Below are several tips for living within your means that anybody can benefit from: young, old, college-educated, blue-collar, immigrants, and natives alike.
Write down regular cash inflows and outflows
Every month, we pay electric companies, cable providers, and credit card issuers — among many others — for their services. Because these are regular expenses, we know we’re going to incur them month after month. As such, write down your regular bills and normal income for a month’s time. Visualizing how much money is flowing around can help you better understand your finances.
Consider bankruptcy if you’re already in overwhelming debt
Some people are already in loads of debt, with no hopes out other than hitting the lottery or filing bankruptcy. While bankruptcy should always be avoided, talk to a bankruptcy attorney if finances are struggling.

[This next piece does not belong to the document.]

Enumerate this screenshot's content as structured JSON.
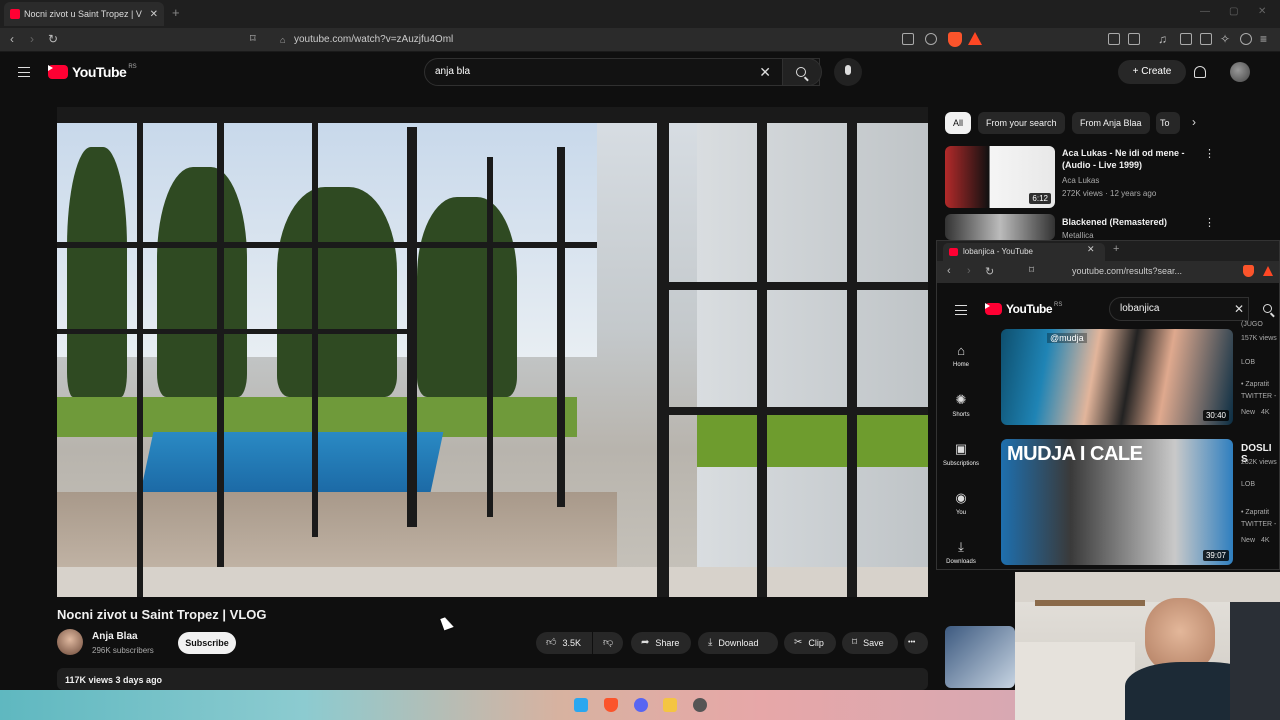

It could save you years of financial stress.
Build your own credentials
There’s no easy route to college degrees or professional certifications. However, putting work into building your potential is undoubtedly worth it. If you’re not old enough to be in a nursing home, it’s not too late to build your credentials up. Consider cutting back on work hours or foregoing some obligations to take time on for trade school, college, or other activities that can lift your financial potential.
Maintain an “emergency fund”
Everyone experiences an emergency at one time or another. Because emergencies don’t happen monthly, you can’t really budget for them. However, keeping three to six months of regular expenses saved — known financially as an emergency fund — can prevent subsequent struggles after emergencies happen.
Everyone wishes they could make enough money to never worry about finances again. However, the vast majority of people won’t ever live that lifestyle. You can promote financial security by putting the above tips into action in your fiscal life. Try it!